Ridge became involved with a circle of poets involved in the journal Others, including William Carlos Williams, Alfred Kreymborg, Marianne Moore, and Waldo Frank. She worked as an associate editor of the journal until 1919, traveling to Chicago as a lecturer for The Others Lecture Bureau. Ridge held regular gatherings in her home even after Others ceased publication.
In 1920 Ridge published a new book, Sun-up, and Other Poems, a collection of free-verse imagist poems. The title poem, based on Ridge’s childhood, made the greatest impression on critics.
Ridge became the American editor for Harold Loeb’s Broom in 1922. As part of her pay, she received the use of an apartment adjacent to the office in the basement of Loeb’s estranged wife, Marjorie Content. What little salary Ridge earned was just barely enough to cover her living expenses.
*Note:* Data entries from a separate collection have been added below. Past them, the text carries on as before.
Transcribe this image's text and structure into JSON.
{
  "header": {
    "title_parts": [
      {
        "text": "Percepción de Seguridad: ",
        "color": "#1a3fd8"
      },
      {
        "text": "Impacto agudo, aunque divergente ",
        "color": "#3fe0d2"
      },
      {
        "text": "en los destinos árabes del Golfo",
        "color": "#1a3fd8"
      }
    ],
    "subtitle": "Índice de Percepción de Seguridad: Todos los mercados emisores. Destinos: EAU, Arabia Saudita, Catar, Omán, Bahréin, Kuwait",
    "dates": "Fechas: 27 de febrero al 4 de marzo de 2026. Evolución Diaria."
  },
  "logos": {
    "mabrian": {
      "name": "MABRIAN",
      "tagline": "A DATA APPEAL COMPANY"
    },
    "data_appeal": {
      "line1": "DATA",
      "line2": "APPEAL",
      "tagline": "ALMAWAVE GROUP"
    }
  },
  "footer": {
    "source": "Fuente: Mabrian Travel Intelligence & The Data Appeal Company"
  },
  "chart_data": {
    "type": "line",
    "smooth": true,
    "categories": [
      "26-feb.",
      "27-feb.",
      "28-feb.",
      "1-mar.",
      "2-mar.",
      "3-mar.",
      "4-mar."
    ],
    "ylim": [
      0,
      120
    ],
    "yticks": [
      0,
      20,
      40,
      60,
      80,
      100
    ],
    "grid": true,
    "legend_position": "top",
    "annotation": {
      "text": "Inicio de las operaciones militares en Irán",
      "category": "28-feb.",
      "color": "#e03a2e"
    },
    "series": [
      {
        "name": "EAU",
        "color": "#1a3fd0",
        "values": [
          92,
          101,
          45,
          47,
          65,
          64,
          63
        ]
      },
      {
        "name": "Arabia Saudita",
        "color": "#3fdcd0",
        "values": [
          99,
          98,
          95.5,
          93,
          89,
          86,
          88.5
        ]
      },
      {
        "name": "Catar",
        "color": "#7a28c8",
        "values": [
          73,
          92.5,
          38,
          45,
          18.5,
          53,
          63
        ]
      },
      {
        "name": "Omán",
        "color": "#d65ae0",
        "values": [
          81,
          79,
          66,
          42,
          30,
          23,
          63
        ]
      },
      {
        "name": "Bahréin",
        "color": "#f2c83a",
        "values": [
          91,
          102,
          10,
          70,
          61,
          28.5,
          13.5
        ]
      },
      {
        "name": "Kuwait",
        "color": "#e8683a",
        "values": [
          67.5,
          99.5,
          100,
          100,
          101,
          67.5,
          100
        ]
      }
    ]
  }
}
Ridge was assertive in her capacity, insisting on occasionally publishing an all-American edition to give Loeb a vacation and Europe greater exposure to American art. Ridge held weekly Broom salons, at which she momentarily gave up her vow of poverty to feed tea and cakes to other writers. She also provided encouragement to writers and gathered pieces for Broom. An artist involved with the magazine, Matthew Josephson, author of Life among the Surrealists: A Memoir, felt Ridge was often frustrated by Loeb’s rejection of her recommendations. Whether or not this is true, Ridge did resign over Loeb and Matthew Josephson’s increasingly modernist, avant-garde and Dadaist choices. Idealistic and political, she found herself at odds with strict modernism.
In the following years, Ridge’s own work became stylistically conservative, often veering towards the mystical and spiritual. She remained an active social protestor, and in 1927 she published Red Flag, a collection of poems celebrating the Russian revolution. Babette Deutsch praised the book in New York Herald Tribune Books when she wrote, “The fire, the earnestness, the bitter and honey savors are here as in her earlier work. She has been wrought upon by the years on their passing, but she has not been changed by them.” In 1929 Ridge went to the artist retreat Yaddo in upstate New York to complete her next work, Firehead.
Ridge traveled to Mexico on a Guggenheim Fellowship in 1935, and published Dance of Fire, a less successful book. Though Ridge’s fire and light metaphors for humanity’s revolutionary spirit have occurred in previous work, her language and symbolism are more opaque in Dance of Fire.
Lola Ridge died May 19, 1941, in her home in Brooklyn, at the age of 67.
Ridge did not join any political party, but was active in radical causes. She protested against the executions of Sacco and Vanzetti in 1927, and was among those arrested that day. In the 1930s, she supported the defence of Tom Mooney and Warren Billings, who had been framed for a 1916 bombing at the Preparedness Day Parade in San Francisco.
Lola married Peter Webster, a gold mine manager, in 1895. After the divorce she married David Lawson on October 22, 1919.